En son Ahmet Altan'ın ‘‘Gece Yarısı Şarkıları’’nı okumuş. Çok sevmiş. Orada geçen bir aşktan çok etkilenmiş. Roma'da bir adamı idam edecekler. Fakat karnına bıçağı kendisinin saplamasını istiyorlar. Karısı, adamın elinden alıyor bıçağı ve kendi karnına saplıyor. ‘‘Bak’’ diyor, ‘‘acımıyor. Sen de yapabilirsin’’ Ne diyor Kenan böyle bir aşk için? ‘‘Doğru demiyorum ama çok etkileyici.’’

O böyle bir aşk yaşıyor mu? Onun yerine Yusuf yaşıyor ya... Kenan'ın bir dünyası var, kalın duvarlı, herkesi o dünyaya almıyor. Kadının azmetmesi ve o duvarları aşması lazım. Bu da bir güven meselesi tabii.

Yakışıklılığıyla hiç övünmüyor. ‘‘Ben sadece şanslıyım. Yakışıklılık Allahın işi. Yaptığım işle övünürüm. ‘Deli Yürek'te oynadığım için kendi kendime ‘‘Aferin lan, iyi yaptın’’ diyorum.’’

Şu anda 25 yaşında, Yıldız Teknik Üniversitesi Matematik Bölümü’nde uzatmalı olarak okuyor. Israrla mezun olmak istiyor, başaracak mı merakla bekleniyor.

Golf 1.8 marka arabasını kullanmaya bayılıyor.

En büyük derdi 46 numara ayaklarına ayakkabı bulmak.
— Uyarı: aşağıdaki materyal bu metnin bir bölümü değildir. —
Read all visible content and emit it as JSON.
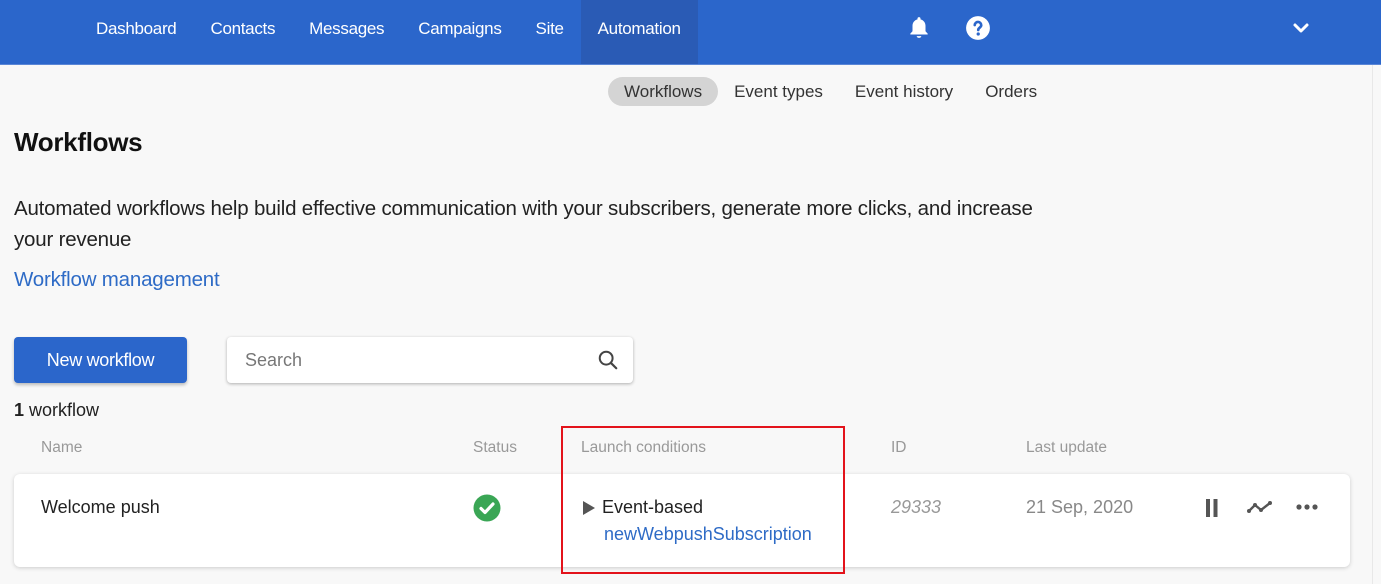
{
  "topbar": {
    "nav": [
      {
        "label": "Dashboard",
        "active": false
      },
      {
        "label": "Contacts",
        "active": false
      },
      {
        "label": "Messages",
        "active": false
      },
      {
        "label": "Campaigns",
        "active": false
      },
      {
        "label": "Site",
        "active": false
      },
      {
        "label": "Automation",
        "active": true
      }
    ],
    "icons": [
      "bell-icon",
      "help-icon",
      "chevron-down-icon"
    ],
    "brand_color": "#2b66cb"
  },
  "subnav": [
    {
      "label": "Workflows",
      "active": true
    },
    {
      "label": "Event types",
      "active": false
    },
    {
      "label": "Event history",
      "active": false
    },
    {
      "label": "Orders",
      "active": false
    }
  ],
  "page": {
    "title": "Workflows",
    "description": "Automated workflows help build effective communication with your subscribers, generate more clicks, and increase your revenue",
    "management_link": "Workflow management",
    "new_button": "New workflow",
    "search_placeholder": "Search",
    "search_value": "",
    "count_number": "1",
    "count_label": "workflow"
  },
  "table": {
    "headers": {
      "name": "Name",
      "status": "Status",
      "launch": "Launch conditions",
      "id": "ID",
      "updated": "Last update"
    },
    "rows": [
      {
        "name": "Welcome push",
        "status": "active",
        "status_color": "#3aa655",
        "trigger_type": "Event-based",
        "trigger_event": "newWebpushSubscription",
        "id": "29333",
        "last_update": "21 Sep, 2020",
        "actions": [
          "pause-icon",
          "statistics-icon",
          "more-icon"
        ]
      }
    ]
  },
  "annotation": {
    "highlight_color": "#e3131b",
    "target": "Launch conditions"
  }
}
Dükkana giriyor ve soruyor ‘‘En büyük numara kaç?’’ Bazen 45 numaraları da olur belki diye denemeye kalkıyor, ayakkabıcı klasik cevabını veriyor: ‘‘Ağbi istersen zorlama!’’



Haberle ilgili daha fazlası:

BAKMADAN GEÇME!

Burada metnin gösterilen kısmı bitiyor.